Julie and I decided to not pursue a second opinion with the Cancer Treatment Centers of America. They talk a great talk, but the reviews don’t show they necessarily walk the walk.
Speaking with then over the phone, they are all about getting us out there for initial consults, examination of what has gone before, talked about some possible options such as acupuncture to help with neuropathy because of chemo and implantation of radio-isotopes instead of surgical removal, and liver biopsies.
Funny thing, got a call from a social worker with the VA earlier this week and she wanted to touch bases with me on how I was doing both mentally and physically — how I was holding up. We had a long discussion and I mentioned in there about the second opinion. She said that was a great idea and encouraged, as the VA may not have approval for all the cutting edge latest treatments that may be available. We also talked about the CTCA asking about a liver biopsy. She mentioned that she could not remember ever hearing of a liver biopsy being performed in cancer cases at the VA where cancer is newly found in the liver.
After some research and a discussion with my general practitioner, no biopsy may be to prevent spreading of cancer.
They also seem to give you the royal treatment — $25 a night hotel accommodations, plane tickets paid for to the center in Phoenix, AR (we learned a day later that they would only fly Julie out there on the initial visit and any subsequent visit if I needed care or assistance, otherwise not), and shuttle service to-and-from the airport and to-and-from the CTCA.
Then Julie did some serious research on other patients opinions and reviews of the CTCA. Not good.

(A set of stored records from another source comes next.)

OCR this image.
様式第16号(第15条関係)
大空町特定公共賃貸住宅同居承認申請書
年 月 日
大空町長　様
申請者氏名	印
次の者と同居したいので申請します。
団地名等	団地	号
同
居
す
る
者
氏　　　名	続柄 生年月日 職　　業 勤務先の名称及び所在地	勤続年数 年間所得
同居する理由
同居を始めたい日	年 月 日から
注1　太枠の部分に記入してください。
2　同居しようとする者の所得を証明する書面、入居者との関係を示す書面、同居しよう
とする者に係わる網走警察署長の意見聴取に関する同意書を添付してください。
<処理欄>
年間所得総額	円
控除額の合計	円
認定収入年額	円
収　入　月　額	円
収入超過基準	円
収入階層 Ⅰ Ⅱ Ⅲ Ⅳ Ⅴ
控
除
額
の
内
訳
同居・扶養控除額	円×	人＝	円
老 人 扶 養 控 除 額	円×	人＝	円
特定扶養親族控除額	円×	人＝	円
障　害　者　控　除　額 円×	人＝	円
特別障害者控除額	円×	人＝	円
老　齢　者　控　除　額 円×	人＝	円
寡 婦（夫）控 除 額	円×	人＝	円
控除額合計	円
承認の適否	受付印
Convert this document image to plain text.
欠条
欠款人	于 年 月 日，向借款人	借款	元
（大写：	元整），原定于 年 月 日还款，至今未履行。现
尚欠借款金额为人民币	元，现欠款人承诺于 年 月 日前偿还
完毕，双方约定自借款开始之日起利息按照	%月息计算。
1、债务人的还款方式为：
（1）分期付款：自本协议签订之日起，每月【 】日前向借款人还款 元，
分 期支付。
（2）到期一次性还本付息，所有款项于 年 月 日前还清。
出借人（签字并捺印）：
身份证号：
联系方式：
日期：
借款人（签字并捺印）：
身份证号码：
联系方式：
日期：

They even had past employees talking about problems with the CTCA. Reviews of an organization that handles something like cancer are generally going to be very good or very poor — no real middle ground here. Taking into account all of the reviews, 60% (6 out of every 10) were 1 of 5, and the ex-employee mentioned that those that questioned too much of what was being recommended for treatment were “black-listed” in a book to ensure they were not invited for treatment in the future. Several reviews also mentioned the royal treatment facade falls away soon after the first visit.
If even half of what was written were true, that is too much for Julie or I. I canceled the appointment. Probably for the best anyway; it is already difficult to maintain a schedule with trips for each chemo treatment to Portland and back, I can only imagine the difficulties traveling to Phoenix and back for treatments. Julie is looking closer to home now for that second opinion.